- Toorlestraun Location in Ireland
- Coordinates: 54°02′23″N 8°50′33″W﻿ / ﻿54.0397°N 8.8425°W
- Country: Ireland
- Province: Connacht
- County: County Sligo
- Elevation: 58 m (190 ft)
- Time zone: UTC+0 (WET)
- • Summer (DST): UTC-1 (IST (WEST))
- Irish Grid Reference: G448103

= Toorlestraun =

Village in County Sligo, Ireland

Toorlestraun or Tourlestrane is a village in County Sligo, Ireland.

==Village==
The village of Tourlestrane itself is the smaller of the two villages in the parish of Kilmactigue, the other being Aclare. It is a market centre for local dairy farmers, and the location of the main parish church.

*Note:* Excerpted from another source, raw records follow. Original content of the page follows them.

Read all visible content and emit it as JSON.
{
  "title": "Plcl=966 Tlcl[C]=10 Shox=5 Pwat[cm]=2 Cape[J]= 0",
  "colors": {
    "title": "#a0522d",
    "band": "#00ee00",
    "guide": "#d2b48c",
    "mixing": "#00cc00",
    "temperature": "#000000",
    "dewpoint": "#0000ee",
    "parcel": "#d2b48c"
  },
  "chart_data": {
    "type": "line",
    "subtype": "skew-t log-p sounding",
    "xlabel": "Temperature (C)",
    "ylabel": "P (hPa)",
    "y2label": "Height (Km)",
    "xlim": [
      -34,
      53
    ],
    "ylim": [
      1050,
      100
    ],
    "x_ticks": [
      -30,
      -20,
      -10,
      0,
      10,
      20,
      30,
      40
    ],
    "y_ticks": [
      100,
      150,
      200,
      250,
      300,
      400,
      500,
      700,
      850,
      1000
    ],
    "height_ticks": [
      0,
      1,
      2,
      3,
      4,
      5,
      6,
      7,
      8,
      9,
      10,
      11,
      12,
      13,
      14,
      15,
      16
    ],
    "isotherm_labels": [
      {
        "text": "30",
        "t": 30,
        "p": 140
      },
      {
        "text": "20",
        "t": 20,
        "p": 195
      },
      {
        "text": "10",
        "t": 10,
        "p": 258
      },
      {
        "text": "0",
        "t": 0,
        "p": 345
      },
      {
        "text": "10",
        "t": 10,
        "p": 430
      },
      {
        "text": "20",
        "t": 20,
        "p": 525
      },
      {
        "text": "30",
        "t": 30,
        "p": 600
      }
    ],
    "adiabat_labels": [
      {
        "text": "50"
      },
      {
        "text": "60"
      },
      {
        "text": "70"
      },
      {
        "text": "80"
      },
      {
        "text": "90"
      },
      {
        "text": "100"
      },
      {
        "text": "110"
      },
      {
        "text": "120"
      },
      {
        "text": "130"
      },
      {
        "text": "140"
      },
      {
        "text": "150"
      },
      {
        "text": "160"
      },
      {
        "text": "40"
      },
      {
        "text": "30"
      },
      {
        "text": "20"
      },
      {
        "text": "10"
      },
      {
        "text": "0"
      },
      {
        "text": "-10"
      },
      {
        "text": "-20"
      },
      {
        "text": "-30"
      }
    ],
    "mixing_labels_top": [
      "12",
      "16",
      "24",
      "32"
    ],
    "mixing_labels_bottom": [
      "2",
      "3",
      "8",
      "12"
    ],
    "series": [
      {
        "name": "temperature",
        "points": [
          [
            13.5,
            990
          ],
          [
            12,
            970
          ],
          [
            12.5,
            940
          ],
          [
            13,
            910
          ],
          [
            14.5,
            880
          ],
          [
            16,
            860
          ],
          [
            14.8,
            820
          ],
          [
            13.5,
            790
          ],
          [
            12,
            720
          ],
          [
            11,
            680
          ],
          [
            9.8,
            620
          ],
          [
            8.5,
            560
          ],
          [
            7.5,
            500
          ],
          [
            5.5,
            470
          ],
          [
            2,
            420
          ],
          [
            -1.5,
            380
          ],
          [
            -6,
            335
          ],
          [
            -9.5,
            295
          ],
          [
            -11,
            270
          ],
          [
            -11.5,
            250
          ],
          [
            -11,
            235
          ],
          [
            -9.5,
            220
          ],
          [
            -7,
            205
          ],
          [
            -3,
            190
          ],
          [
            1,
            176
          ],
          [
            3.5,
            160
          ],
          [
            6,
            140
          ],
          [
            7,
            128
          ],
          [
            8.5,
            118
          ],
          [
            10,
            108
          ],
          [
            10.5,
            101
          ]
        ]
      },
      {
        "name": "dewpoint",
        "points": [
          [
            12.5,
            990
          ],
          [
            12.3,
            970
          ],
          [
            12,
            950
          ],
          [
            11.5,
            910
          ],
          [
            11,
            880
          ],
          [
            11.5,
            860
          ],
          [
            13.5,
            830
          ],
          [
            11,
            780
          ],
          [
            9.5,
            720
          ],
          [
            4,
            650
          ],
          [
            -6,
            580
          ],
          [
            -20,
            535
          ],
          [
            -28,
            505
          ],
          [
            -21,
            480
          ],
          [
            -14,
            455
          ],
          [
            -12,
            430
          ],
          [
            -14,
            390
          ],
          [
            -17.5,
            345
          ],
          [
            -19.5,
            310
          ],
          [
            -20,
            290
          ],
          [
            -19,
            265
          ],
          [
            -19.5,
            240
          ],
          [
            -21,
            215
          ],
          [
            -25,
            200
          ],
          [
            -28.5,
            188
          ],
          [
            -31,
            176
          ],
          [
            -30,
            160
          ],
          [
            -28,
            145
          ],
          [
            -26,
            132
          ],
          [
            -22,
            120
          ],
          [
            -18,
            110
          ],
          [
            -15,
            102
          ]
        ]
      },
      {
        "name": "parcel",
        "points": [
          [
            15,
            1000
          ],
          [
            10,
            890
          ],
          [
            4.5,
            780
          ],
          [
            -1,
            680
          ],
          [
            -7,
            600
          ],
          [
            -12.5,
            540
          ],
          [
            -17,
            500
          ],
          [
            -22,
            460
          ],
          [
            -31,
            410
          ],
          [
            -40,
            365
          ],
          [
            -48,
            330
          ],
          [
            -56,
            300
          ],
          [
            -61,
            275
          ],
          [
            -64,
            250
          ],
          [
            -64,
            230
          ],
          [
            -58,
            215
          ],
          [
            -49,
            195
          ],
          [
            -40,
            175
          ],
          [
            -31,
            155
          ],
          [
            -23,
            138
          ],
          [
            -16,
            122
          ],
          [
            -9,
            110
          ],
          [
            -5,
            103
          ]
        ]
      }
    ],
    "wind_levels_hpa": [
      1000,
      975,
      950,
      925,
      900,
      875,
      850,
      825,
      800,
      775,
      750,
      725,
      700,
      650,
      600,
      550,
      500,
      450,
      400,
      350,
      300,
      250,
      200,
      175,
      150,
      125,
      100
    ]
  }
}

The townland of Clooncagh (Cluain Chatha meaning "meadow of the battle") is located near the village and known for a 15th-century battle between two warring clans.

==Transport==
Bus Éireann Fridays-only route 479 links the village with Sligo via Coolaney and Collooney

==Gaelic games==
Toorlestraun is home to one of County Sligo's most successful Gaelic Athletic Association clubs, excelling in the gaelic football scene over the last century and also in hurling in the county during the 1970s and 1980s Since then they have excelled even more.

==People==
- Eamonn O'Hara, GAA Toorlestraun, Sligo intercounty, and International Rules player.